O SNS nasceu como uma manta de retalhos dos hospitais e centros de saúde existentes no País, todos na esfera dos serviços públicos. Foi necessário ser assim, porque de outra forma o Dr. Arnaut não teria conseguido lançar as bases da confusão em que se tornou o SNS.
Algures a meio do ano de 2024 apareceu um Plano! Era uma coisa que iria fazer com que o SNS entrasse nos eixos, que encarreirasse na forma e desse alegrias imensas aos seus autores!
Afinal o plano serviu para despedir uns quantos Conselhos de Administração e pouco mais - serviu para se concluir que o Sr. Dr. Coronel era igual ao comum dos mortais: embolsou uns dinheiros que não podia ter embolsado, e acabou como acabaram os Conselhos de Administração que tinha despedido, isto é, despedido!
Agora os factos: não há um Serviço Nacional de Saúde!
Há um conjunto de Hospitais, centrais, distritais e locais, formando uma rede hospitalocrática centralizadora e uma enorme rede de Centros de Saúde secundarizados ao “poder” dos primeiros.
Quero com isto dizer que enquanto não formos ao fundo da questão, vamos sempre ter problemas crónicos agudizados em épocas ou de férias generalizadas ou de maior afluência aos hospitais por via das doenças sazonais.
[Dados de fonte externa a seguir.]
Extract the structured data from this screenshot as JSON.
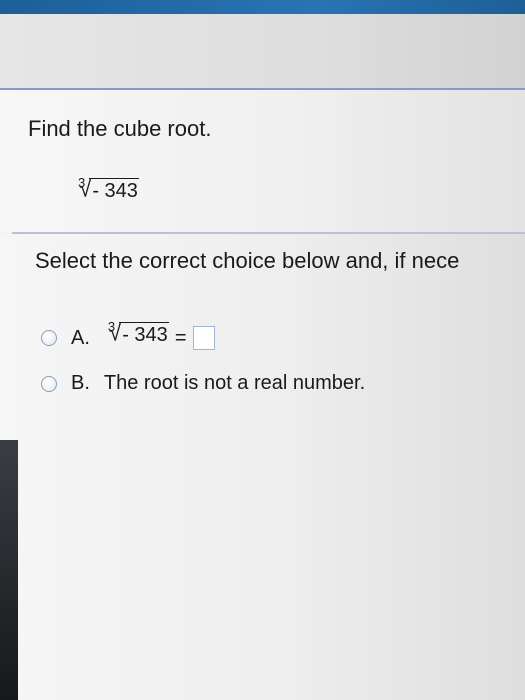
{
  "question": {
    "prompt": "Find the cube root.",
    "expression": {
      "index": "3",
      "radicand": "- 343"
    }
  },
  "instruction": "Select the correct choice below and, if nece",
  "options": [
    {
      "letter": "A.",
      "expression": {
        "index": "3",
        "radicand": "- 343"
      },
      "equals": "=",
      "answer_value": ""
    },
    {
      "letter": "B.",
      "text": "The root is not a real number."
    }
  ],
  "colors": {
    "top_bar": "#2a73b3",
    "divider": "#7e9fc5",
    "radio_border": "#8a9fb7",
    "answer_box_border": "#9fb6d4"
  }
}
Vejamos: o SNS é uma coisa que não existe na realidade como Serviço estruturado, o SNS foi criado porque era indispensável dar uma resposta política à forma como os cuidados de saúde eram prestados antes do 25 de Abril de 1974, seguindo exemplos do que se fazia nos países do norte da Europa. Não houve na sua génese uma definição filosófica geral orientadora do que deveria ser um Serviço de Saúde de âmbito nacional. Isto é, em vez de se construir uma autoestrada de raiz, foram sendo tapados os buracos de várias estradas secundárias, daqueles que esburacam novamente quando cai uma chuva forte, e continua assim até hoje, mesmo com planos de exequibilidade difícil (o que nasce torto tarde ou nunca se endireita!)
Agregaram-se vontades políticas, juntaram-se hospitais e médicos e nasceu um Serviço que se foi adaptando à necessidade do tempo.
Não há um Serviço Nacional de Saúde!
Não é possível resolver os problemas superficialmente sem ir ao fundo.
E ir ao fundo significa refundar todo um Serviço Nacional que começou, e bem, dentro do que era possível na época da sua criação por ser uma manta de retalhos sem um espírito comum, conferindo-lhe precisamente essa linha comum a todos quantos querem ter orgulho de pertencer a uma equipa ganhadora.